# Any know how to get a the Snapdragon datasheet/manual



## calris (Aug 22, 2011)

I'de love to get my hands on a copy - Specificially I want to know about what the device does on power-on/reset. I assume if reads the reset code from the iNAND via an SPI interface (quite common for embedded CPUs as it greatly reduces the pin count).
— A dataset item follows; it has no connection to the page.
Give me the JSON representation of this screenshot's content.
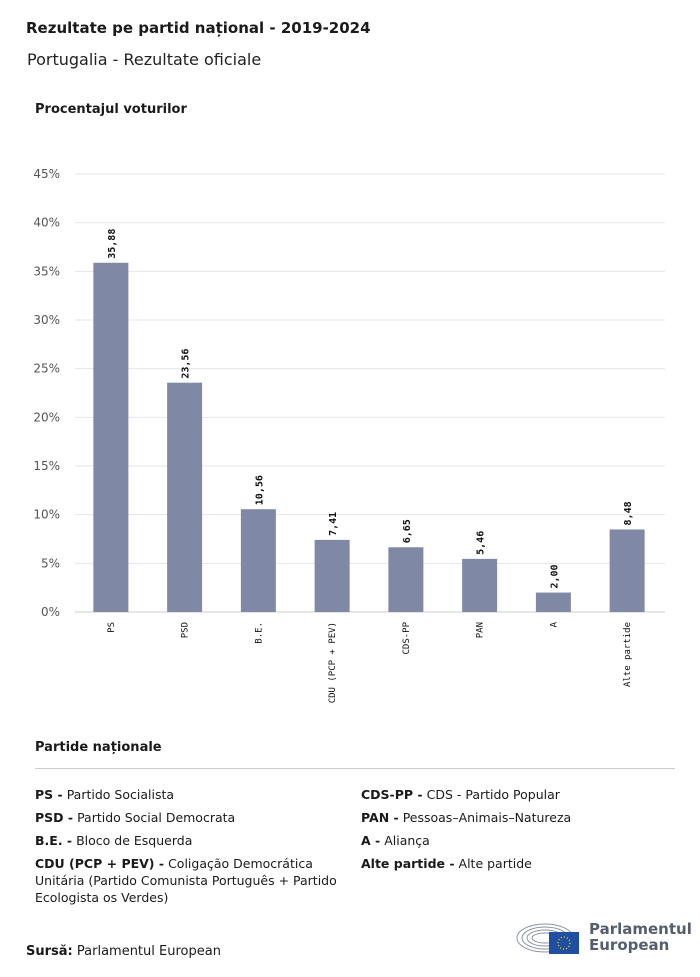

If we can get the datasheet, it will really help in developing a method of de-bricking a totally trashed iNAND and also porting U-Boot


----------



## Avatar26 (Aug 27, 2011)

Maybe you can get that question answered at the link below, but looks like a one-shot deal without a service contract with bsquared so be clear. 
http://bsquare.custhelp.com/app/answers/list/p/100


----------



## calris (Aug 22, 2011)

I sent a messag off to bsquare - Looks like you have to purchase the dev kit ($1350) in order to get access to the download area to download the technical specs

a) I don't have $1350
b) They are out of stock

*shrug* I'll keep looking...


----------



## fgdn17 (Aug 28, 2011)

reference:
http://www.simtec.co.uk/products/SWLINUX/files/booting_article.html


----------



## docnas (Aug 24, 2011)

Maybe if we post around the dev forums there might be someone with access and can download a copy of the specs for us.


----------